En BA uno no acostumbra a mirar a la naturaleza.
Y la naturaleza en general suele darnos la espalda, escabullirse entre los rascacielos y salir de nuestra vista.
Colombia tiene eso. Cangregos. Peces. Tucanes. Iguanas. Monos.
No hay más que abrir los ojos y ver cómo el mundo animal vive tan al lado nuestro como uno no creería.
En playa blanca (paraíso, paraíso) dormimos en carpa y toda la flora y fauna vivió con nosotros, dentro y fuera del refugio. Los cangrejos hacían su casita por debajo, los gallos cantaban por al lado, y los cachorros intentaban meterse por el frente. Basicamente no pudimos dormir, claro.
Pero la noché pasó y el amanecer nos deslumbró con arena de color dorado, y tantos colores adentro del agua transparente. La mañana es un gran momento, en cada lugar. Es el reflejo más puro, el menos contaminado del día.
Los horarios son locos: a veces uno se va a dormir a las nueve de la noche y amanece a eso de las seis de la mañana, con hambre y ganas de agua de coco y arepas.
Todas las frutas tropicales pasaron por el paladar, pero mi preferida es el mango.
Y finalmente llegamos a Cartagena. Yo quería llegar desde séptimo grado, cuando Alicia (mi maestra) nos dio como lectura obligatoria una novelita que transcurría acá.
La ciudad amurallada despierta interés, desafía los paisajes con sus muros, su casco histórico todo lleno de callecitas con adoquines, colores, rumbas y vendedores ambulantes.
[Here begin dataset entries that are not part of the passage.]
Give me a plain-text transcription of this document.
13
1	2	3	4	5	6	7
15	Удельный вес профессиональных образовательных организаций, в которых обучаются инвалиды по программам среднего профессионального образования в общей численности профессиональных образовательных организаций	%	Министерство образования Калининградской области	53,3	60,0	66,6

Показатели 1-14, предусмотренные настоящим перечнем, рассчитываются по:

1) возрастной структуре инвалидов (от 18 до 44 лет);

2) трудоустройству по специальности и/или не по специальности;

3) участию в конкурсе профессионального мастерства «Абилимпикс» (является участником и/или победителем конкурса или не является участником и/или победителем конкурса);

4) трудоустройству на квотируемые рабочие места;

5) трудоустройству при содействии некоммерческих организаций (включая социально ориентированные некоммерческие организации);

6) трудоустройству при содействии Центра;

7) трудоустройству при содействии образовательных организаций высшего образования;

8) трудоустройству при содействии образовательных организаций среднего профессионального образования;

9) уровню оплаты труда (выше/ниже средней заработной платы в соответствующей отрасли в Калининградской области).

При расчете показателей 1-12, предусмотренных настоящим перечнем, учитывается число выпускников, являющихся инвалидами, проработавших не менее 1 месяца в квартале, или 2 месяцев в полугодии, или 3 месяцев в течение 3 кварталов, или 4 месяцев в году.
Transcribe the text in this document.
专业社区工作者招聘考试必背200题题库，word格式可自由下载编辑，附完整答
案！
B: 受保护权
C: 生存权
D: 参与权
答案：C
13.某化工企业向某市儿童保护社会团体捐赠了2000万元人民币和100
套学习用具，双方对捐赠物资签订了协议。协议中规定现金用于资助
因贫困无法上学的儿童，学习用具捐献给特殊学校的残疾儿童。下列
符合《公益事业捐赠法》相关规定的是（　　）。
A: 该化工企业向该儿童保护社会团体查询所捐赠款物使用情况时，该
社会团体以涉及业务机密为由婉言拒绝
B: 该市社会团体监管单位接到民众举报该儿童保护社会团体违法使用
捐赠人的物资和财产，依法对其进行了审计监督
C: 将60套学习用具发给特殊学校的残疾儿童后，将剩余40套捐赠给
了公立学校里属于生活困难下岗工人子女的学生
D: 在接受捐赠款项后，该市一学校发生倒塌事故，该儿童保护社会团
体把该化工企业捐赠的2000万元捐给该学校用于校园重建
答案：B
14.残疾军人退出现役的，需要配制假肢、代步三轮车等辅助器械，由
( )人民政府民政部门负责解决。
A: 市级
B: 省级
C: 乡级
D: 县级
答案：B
En la playa hay más vendedores que gente (que compra). Nos ofrecieron relojes, anteojos de sol, joyas, chorizos, bebidas, pan, pareos, masajes, trenzas. No compramos nada, incluso nos indignamos un poco de tanto decir que no. Era un desfile constante de chucherías.
Pero sí hubo masaje: en el atardecer de playa blanca. Supongo que aunque sea cursi debo decir que fue completamente inolvidable. Y así de inolvidable las manos duras de la negra que me dejó los brazos doliendo y me hizo sonar la cabeza como una kung-fu dudosa.
¿La playa cansa de por sí, o yo estoy muy vaga? Los músculos están relajados, como que quieren caminar, dormir y comer, y así todo el tiempo.
El viaje da lugar a relajar la cabeza, y el cuerpo sería una extensión de la relajación, que no permite otro estado que la soltura de pies y piernas.
Igualmente, caminamos seis horas por día conociendo y degustando paisajes. Hay huecos, escondites, rincones, y de cada vértice se abre un nuevo barrio con nuevos vendedores ambulantes y sus cositas.
Mi mp4 (el nuevo, el lindo) lo traje sinsentido, después de las doce horas regulares de vallenato por día lo único que quiere la cabeza es silencio.
Silencio y el ruido de las olas rompiendo, y a dormir.